December 23 JB and I decide to tackle Chelsea and the Robert Bergman photo show at Yossi Milo, before she needs to stop to buy her godson a fencing weapon. Through a brilliant tactical stroke of real estate JB lives on Bond Street, in a loft that boasts a great thing, elevator architecture. The address is next to the Herzog & De Meuron building, a study in green and swoopiness. JB has lived here since there was a garage nextdoor and all else on Bond Street, toward Bowery, was a radiator shop and a dojo. During construction an artist projected the running shadows of all the rats set loose by the process on the white sales banner of one of the multimillionjillion new buildings. The NYPD never could figure out who it was. Now the piece is just another urban legend. The elevator mural is real. I am delighted to say I rode three floors down in this.
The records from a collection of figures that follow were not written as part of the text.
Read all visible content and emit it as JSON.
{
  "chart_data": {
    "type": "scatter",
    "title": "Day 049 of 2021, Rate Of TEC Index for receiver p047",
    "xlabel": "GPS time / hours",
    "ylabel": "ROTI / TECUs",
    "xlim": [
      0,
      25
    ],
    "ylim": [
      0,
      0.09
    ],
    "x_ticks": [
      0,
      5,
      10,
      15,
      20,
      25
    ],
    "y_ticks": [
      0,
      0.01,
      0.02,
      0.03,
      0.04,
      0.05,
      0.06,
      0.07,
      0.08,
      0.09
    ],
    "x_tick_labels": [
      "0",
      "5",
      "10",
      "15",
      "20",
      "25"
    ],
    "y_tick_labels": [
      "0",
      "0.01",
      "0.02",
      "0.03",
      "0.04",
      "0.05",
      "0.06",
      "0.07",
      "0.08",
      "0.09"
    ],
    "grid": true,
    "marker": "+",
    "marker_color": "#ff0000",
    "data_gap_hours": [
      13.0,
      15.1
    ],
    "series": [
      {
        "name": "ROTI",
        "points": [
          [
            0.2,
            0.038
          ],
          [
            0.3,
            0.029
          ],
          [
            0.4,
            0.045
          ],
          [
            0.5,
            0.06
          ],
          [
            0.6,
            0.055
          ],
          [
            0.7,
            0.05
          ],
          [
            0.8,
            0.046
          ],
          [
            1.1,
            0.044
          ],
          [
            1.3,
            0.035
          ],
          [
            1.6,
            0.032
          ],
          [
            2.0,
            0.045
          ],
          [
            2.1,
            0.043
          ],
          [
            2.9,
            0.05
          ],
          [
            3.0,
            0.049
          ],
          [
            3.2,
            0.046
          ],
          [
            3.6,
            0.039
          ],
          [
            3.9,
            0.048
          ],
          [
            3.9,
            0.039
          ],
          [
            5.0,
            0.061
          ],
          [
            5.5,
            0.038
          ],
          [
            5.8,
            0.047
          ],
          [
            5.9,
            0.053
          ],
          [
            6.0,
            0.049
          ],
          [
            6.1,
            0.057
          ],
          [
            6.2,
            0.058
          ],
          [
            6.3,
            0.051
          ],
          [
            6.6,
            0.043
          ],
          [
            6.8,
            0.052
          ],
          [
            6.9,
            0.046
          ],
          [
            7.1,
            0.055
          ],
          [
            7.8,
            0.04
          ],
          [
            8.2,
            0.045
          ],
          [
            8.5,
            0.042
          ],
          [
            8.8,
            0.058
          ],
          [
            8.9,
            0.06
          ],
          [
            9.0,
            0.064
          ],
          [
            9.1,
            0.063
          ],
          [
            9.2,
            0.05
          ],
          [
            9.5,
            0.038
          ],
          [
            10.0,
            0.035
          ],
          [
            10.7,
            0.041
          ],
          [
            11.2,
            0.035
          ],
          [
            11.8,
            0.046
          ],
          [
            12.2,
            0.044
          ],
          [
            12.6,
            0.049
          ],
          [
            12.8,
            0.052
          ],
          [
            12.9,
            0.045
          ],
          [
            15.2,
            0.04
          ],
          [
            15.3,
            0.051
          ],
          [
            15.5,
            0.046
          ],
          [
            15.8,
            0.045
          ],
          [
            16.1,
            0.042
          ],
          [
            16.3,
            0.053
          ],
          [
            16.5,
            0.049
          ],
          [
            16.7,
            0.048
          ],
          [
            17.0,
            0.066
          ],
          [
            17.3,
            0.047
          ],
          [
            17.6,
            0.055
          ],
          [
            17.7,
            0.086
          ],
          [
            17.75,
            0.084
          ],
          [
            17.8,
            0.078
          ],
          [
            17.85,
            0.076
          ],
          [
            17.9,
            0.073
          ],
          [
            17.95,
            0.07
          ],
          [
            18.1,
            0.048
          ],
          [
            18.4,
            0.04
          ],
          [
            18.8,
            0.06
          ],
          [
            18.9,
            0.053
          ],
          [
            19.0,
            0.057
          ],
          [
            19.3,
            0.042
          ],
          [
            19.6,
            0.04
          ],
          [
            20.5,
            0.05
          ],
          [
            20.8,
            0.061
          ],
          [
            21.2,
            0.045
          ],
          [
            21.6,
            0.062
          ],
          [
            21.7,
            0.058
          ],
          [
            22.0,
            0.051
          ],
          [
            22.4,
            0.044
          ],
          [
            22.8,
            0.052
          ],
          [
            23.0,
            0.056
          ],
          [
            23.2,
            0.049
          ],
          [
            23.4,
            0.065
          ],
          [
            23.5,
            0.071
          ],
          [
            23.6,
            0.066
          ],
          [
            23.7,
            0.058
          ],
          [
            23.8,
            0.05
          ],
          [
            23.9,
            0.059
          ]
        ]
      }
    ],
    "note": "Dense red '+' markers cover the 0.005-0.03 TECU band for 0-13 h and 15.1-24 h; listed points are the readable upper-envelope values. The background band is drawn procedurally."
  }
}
I'm going to leave the description of the art we saw in Chelsea for Friday. But a sneak preview winks at: Yorkshire. Doctor Seuss colors. Van Gogh hatches. Name that tune.
December 24
Because every New Yorker and certainly me has a food writer hidden inside let me briefly regale those of you still reading with tales of the Brooklyn Larder (Flatbush Avenue) and Union Street Market (7th Avenue). The Park Slope Food Coop is member only but enviable, yes, at least I guess so. We passed it en route to the Korean fish market where I shopped our vuelve la vida of red based fish soup with saffron and tarragon at a Korean fish market called Ocean. In retrospect I forgot to make the garlic toasts for the soup, but the tang of the Atlantic hissed through freshburst clams and a cod-flounder plump base. As a first course Raffetto's Ravioli now packaged for those fortunate few as plump combines of wild mushroom and truffle, or squash--both varieties sans cheese--was every bit as great as I remembered when I used to haul it from Houston and Thompson to 14th Street east in then walkabouts. Speaking of clams? The white pizza kind? Betcha you don't know what is. But because there is a food higher power at work in my world I looked up directions for Frank Pepe's Pizzeria in New Haven (online), and we made it in time at 20 before 10 a week ago Monday. OMG. This is an experience for which memory serves and is not jaundiced by time. The most incredible crust. Cut on the bias into long thin and medium wide strips and served on wax paper on a perfectly oblong tin cookie sheet. With a pitcher of beer a dream of heaven. And enough to take us (designated driver and the two chattering classes) back down I 95 south where, at the start of our trip, we had still seen the outlines of Sister Corita on the Boston gas tank.